И наваждение исчезло, но вместо него явилось трезвое сознание, что он прогнал не кого-нибудь, а собственного сына, явившегося, чтобы сказать, что он не может быть один, что рядом с ним должен быть кто-то сокровенно близкий, кто постучится в дверь, войдет и улыбнется ему застенчивой и потаенной улыбкой.

Обещанный секрет

За окном посверкало, дальними раскатами прокатился по небу, шелохнулся, ворохнулся гром, но гроза так и не разразилась – лишь порывом ветра швырнуло в окно пузыристую дождевую влагу, распластавшуюся по стеклу, и все затихло. Только еще слышнее, отчетливее дробным стуком застучали колеса, с крыши вагона снесло ветром косую капель, и заструились редкие стеклярусные нити, оставлявшие на стеклах игольчатый пунктир.

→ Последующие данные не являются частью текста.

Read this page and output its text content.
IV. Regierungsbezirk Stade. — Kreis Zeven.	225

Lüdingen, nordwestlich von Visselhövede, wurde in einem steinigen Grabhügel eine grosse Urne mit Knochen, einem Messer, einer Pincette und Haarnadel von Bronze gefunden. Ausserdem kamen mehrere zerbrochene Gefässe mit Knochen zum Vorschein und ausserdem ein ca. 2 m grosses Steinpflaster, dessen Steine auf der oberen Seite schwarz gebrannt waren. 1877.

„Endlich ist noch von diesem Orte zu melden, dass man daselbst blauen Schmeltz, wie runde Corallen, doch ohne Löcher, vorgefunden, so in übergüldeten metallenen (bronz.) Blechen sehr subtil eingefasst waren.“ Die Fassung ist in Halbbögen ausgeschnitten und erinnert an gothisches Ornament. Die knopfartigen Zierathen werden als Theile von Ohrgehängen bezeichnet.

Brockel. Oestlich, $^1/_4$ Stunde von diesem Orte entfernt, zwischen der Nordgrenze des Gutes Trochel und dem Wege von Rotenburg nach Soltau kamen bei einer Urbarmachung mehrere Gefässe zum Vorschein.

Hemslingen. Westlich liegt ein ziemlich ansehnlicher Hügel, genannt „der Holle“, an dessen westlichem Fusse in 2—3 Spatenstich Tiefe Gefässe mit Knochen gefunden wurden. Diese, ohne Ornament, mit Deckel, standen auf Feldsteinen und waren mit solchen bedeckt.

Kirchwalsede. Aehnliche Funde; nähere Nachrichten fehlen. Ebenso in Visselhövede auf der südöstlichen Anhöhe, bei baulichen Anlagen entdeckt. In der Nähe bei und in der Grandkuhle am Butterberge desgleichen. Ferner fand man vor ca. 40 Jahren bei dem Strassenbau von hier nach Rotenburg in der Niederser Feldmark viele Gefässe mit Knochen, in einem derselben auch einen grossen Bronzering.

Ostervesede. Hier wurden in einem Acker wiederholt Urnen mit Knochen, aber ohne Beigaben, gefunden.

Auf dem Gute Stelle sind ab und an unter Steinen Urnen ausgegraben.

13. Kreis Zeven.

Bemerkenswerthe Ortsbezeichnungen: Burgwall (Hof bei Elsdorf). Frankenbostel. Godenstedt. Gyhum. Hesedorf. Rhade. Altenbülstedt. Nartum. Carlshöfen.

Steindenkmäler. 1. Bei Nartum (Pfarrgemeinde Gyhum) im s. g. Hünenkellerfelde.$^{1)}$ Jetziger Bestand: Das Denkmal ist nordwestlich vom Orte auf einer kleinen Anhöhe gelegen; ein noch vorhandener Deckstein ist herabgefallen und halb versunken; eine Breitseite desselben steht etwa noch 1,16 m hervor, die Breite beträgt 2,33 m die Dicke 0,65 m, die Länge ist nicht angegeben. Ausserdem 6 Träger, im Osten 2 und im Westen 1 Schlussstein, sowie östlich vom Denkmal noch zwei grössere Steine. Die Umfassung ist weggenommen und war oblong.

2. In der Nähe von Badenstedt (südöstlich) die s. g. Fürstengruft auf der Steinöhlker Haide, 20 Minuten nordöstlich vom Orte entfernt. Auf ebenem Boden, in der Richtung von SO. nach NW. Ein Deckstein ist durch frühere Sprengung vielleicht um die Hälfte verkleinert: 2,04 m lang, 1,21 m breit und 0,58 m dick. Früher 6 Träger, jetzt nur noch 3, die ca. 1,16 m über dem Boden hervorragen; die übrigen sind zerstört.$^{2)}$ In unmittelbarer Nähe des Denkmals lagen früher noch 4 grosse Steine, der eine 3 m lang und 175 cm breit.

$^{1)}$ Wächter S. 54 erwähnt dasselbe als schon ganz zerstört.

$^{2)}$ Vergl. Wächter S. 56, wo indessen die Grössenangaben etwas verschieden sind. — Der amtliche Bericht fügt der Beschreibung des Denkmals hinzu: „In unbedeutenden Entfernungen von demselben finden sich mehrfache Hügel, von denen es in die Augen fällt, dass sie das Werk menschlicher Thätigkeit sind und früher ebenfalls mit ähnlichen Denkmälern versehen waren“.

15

– Я хочу открыть вам один секрет, – сказала Капитолина так, словно этому предшествовало долгое размышление – открывать или нет, и, чтобы решиться все-таки открыть, ей пришлось преодолеть немалые сомнения. – А уж вы, пожалуйста, отнеситесь к нему как подобает. – Она смотрела себе под ноги, чтобы не смотреть на тех, кто мог слышать сказанное, ничего в нем не понимая и даже не пытаясь понять всей серьезности ее собственного отношения к секрету.

– А когда я относился несерьезно! – Герман Прохорович сопроводил пытливым взглядом грозовой отсвет в окне. – По-моему, я-то сама серьезность и есть… так сказать, собственной персоной. Правда, сия персона, чтобы не соблазниться намыленной удавкой, позволяет себе всякие шуточки.

– Хорошо. – Она смирилась со сказанным, хотя ничего хорошего в нем не находила. – Только не здесь, а в моем купе, где никого нет.

– На все согласен. И готов сопроводить вас в соседнее купе, если только его не заняли запоздавшие пассажиры. – Морошкин встал, выражая готовность, продиктованную не столько жаждой секретов, сколько обычной вежливостью, но, чтобы не разочаровывать Капитолину, все-таки изобразил некую заинтригованность. – Ей-богу, обожаю секреты.

– Врете, – сказала она тихо, обращаясь к самой себе и не считаясь с тем, что он ее тоже слышит.

– Что-что? Извольте объясниться! – Морошкин слегка поднял тон.

– Что тут объясняться. Ничего вы не обожаете. Вам сейчас не до этого. Вы сами сказали, что вся ваша забота – не удавиться. Но раз уж обещали сопровождать, то сопровождайте.

– Слушаюсь и повинуюсь. Когда я был маленьким, то считал, что секрет – от слова секретер, что в секретере-то и хранятся секреты. Однажды я повернул ключик, откинул крышку и заглянул вовнутрь, но там… кроме старых бумаг и скопившейся пыли, ничего не оказалось.

– Так, может, в бумагах и заключался весь секрет…

– Там было что-то написано, но я никогда не читал бумаг, написанных взрослыми. Для меня это было делом чести. И я никогда не брал забытых кем-то на буфете денег, хотя знал, что их не будут пересчитывать, а просто сгребут и спрячут в карман. Я и сына Прохора таким воспитал.